Claim benefits, credits and deductions
Here are the top tax credits and deductions for students:
- Tuition tax credit – You may be able to claim the tuition tax credit if you attended certain educational institutions. Under certain conditions, students can now include fees paid to a post-secondary educational institution for courses to obtain or improve skills in an occupation that are not at the post-secondary level.
- Interest paid on your student loans – You may be able to claim an amount for the interest paid on your student loan in 2018 or the preceding five years for post-secondary education. It must be interest paid on a loan received under the Canada Student Loans Act, the Canada Student Financial Assistance Act, the Canada Apprentice Loans Act, or a similar provincial or territorial law.
- Eligible moving expenses – If you moved for your post-secondary studies and are a full-time student, you may be able to claim moving expenses from the part of your scholarship, bursary, fellowship, certain prizes or research grant in the year which was required to be included in your income. If you moved to work, including for a summer job or to run a business, you may also be able to claim your moving expenses. However, you can deduct these expenses only from the income you earned at the new work location. To be eligible, your new place of residence must be at least 40 kilometers closer to your new school or work. You cannot claim moving expenses paid by your employer.
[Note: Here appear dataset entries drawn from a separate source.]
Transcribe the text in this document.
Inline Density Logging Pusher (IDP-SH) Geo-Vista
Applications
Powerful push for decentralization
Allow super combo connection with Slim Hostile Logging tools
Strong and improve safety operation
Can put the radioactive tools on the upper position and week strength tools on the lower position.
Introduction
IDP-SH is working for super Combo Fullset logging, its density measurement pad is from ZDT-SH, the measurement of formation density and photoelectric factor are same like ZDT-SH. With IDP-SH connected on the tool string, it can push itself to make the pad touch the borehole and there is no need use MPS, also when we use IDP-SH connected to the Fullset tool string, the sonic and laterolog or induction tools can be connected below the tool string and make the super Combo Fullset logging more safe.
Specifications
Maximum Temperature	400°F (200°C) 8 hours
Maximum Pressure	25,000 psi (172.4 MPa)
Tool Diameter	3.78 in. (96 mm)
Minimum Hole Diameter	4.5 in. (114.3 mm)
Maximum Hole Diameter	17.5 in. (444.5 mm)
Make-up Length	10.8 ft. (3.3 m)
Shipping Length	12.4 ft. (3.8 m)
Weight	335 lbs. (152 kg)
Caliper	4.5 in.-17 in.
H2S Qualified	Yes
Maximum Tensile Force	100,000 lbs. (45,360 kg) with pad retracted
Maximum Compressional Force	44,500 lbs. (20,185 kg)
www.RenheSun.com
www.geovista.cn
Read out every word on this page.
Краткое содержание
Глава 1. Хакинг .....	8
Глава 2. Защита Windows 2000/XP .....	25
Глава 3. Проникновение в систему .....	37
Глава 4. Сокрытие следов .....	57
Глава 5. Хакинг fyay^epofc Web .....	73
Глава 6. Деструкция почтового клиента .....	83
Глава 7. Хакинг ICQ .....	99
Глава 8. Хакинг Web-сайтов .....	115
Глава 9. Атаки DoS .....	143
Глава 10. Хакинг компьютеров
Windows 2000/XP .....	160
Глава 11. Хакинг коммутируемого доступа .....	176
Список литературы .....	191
- Child care expenses – If you paid someone to look after your child while you went to school, earned income, or conducted research, you may be able to deduct child care expenses.
- Goods and services tax/harmonized sales tax (GST/HST) credit – If you are turning 19 before April 1, 2020, you may be eligible for the GST/HST credit and any related provincial payments. When you file your taxes, the CRA automatically determines your eligibility.
- Canada child benefit (CCB) – If you have a child, you may be eligible for the Canada child benefit (CCB), a tax-free monthly payment made to eligible families to help them with the cost of raising children under the age of 18. File your tax return every year to keep getting your CCB payments.
- Working Income Tax Benefit – If you're a student with a dependant and have a modest working income, you may be eligible for the working income tax benefit. You may be able to apply for advance payments. However you are not eligible if you do not have an eligible dependant and are enrolled as a full-time student for more than 13 weeks in the year.
- Credits from past years – As of 2017, the federal education and textbook amounts were eliminated. However, if you have unused education and textbook amounts that weren't claimed in a previous year, you may be able to carry them forward by completing Schedule 11 of your income tax return for that year. If carried forward, you have to claim this amount in the first year that you have to pay income tax.
- Climate Action Incentive payment - If you are a resident of Saskatchewan, Manitoba, Ontario or New Brunswick, you may be eligible for the proposed Climate Action Incentive payment when you file your income tax and benefit return for 2018. A 10% supplement is available to residents of small and rural communities. The incentive will first reduce any balance owing for the year, then may create or increase any refund to which you may be entitled.